Но, отъехав несколько верст от Новочеркасска, Пантелей Прокофьевич увидел из окна аванпосты баварской конницы. Группа конных немцев двигалась по обочине железнодорожного полотна навстречу поезду. Всадники спокойно сутулились в седлах, упитанные ширококрупые лошади мотали куце обрезанными хвостами, лоснились под ярким солнцем. Клонясь вперед, страдальчески изогнув бровь, глядел Пантелей Прокофьевич, как копыта немецких коней победно, с переплясом попирают казачью землю, и долго после понуро горбатился, сопел, повернувшись к окну широкой спиной.

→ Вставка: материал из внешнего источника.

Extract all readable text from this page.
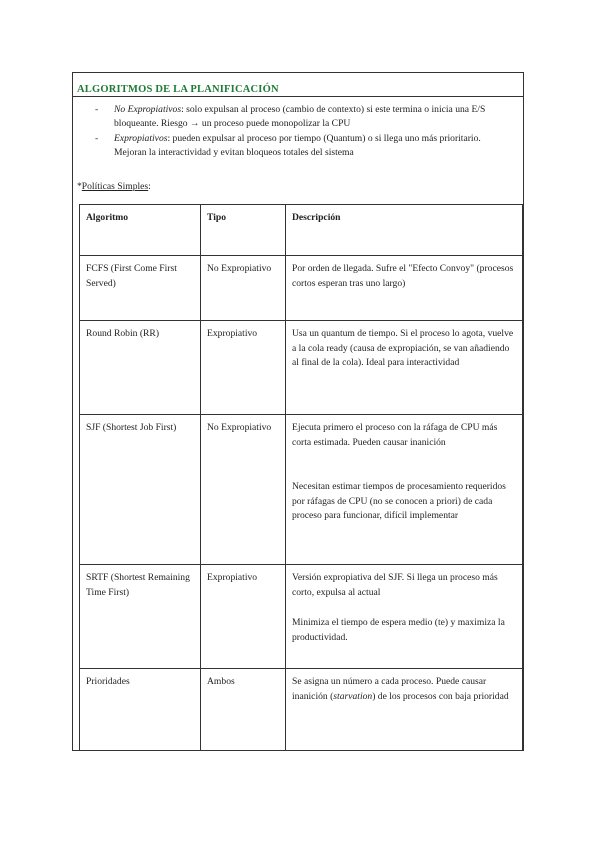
ALGORITMOS DE LA PLANIFICACIÓN
- No Expropiativos: solo expulsan al proceso (cambio de contexto) si este termina o inicia una E/S bloqueante. Riesgo → un proceso puede monopolizar la CPU
- Expropiativos: pueden expulsar al proceso por tiempo (Quantum) o si llega uno más prioritario. Mejoran la interactividad y evitan bloqueos totales del sistema
*Políticas Simples:
Algoritmo	Tipo	Descripción
FCFS (First Come First Served)	No Expropiativo	Por orden de llegada. Sufre el "Efecto Convoy" (procesos cortos esperan tras uno largo)

Round Robin (RR)	Expropiativo	Usa un quantum de tiempo. Si el proceso lo agota, vuelve a la cola ready (causa de expropiación, se van añadiendo al final de la cola). Ideal para interactividad

SJF (Shortest Job First)	No Expropiativo	Ejecuta primero el proceso con la ráfaga de CPU más corta estimada. Pueden causar inanición
Necesitan estimar tiempos de procesamiento requeridos por ráfagas de CPU (no se conocen a priori) de cada proceso para funcionar, difícil implementar

SRTF (Shortest Remaining Time First)	Expropiativo	Versión expropiativa del SJF. Si llega un proceso más corto, expulsa al actual
Minimiza el tiempo de espera medio (te) y maximiza la productividad.

Prioridades	Ambos	Se asigna un número a cada proceso. Puede causar inanición (starvation) de los procesos con baja prioridad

– Большинство граждан России, как некогда Пантелей Прокофьевич, после избрания первым президентом России Б. Н. Ельцина были «начинены взрывчатой радостью» и убеждены, что власть попала в надежные руки. Но когда рядом с президентом стали появляться по правую и по левую руку от него вовсе не русские и не коренные граждане России, а иммигранты, которые начали проводить не народную политику, не созидательную, а разрушительную для страны и народа, то «понуро сгорбатились и засопели»…
– Петро ласково глядел на брата, все так же длительно и нехорошо улыбаясь. Движением губ он стер улыбку, – огрубел лицом, сказал:
– Ты гляди, как народ разделили, гады! Будто с плугом проехались: один – в одну сторону, другой – в другую, как под лемешом. Чортова жизнь, и время страшное! Один другого уж не угадывает… Вот ты, – круто перевел он разговор, – ты вот, – брат мне родной, а я тебя не пойму, ей-богу! Чую, что ты уходишь как-то от меня… Правду говорю? – и сам себе ответил: – Правду. Мутишься ты… Боюсь, переметнешься ты к красным… Ты, Гришатка, до сих пор себя не нашел.
– А ты нашел? – спросил Григорий, глядя, как за невидимой чертой Хопра, за меловой горою садится солнце, горит закат и обожженными черными хлопьями несутся оттуда облака.
– Нашел. Я на свою борозду попал. С нее меня не спихнешь! Я, Гришка, шататься, как ты, не буду.
– Хо? – обозленно выжал Григорий улыбку.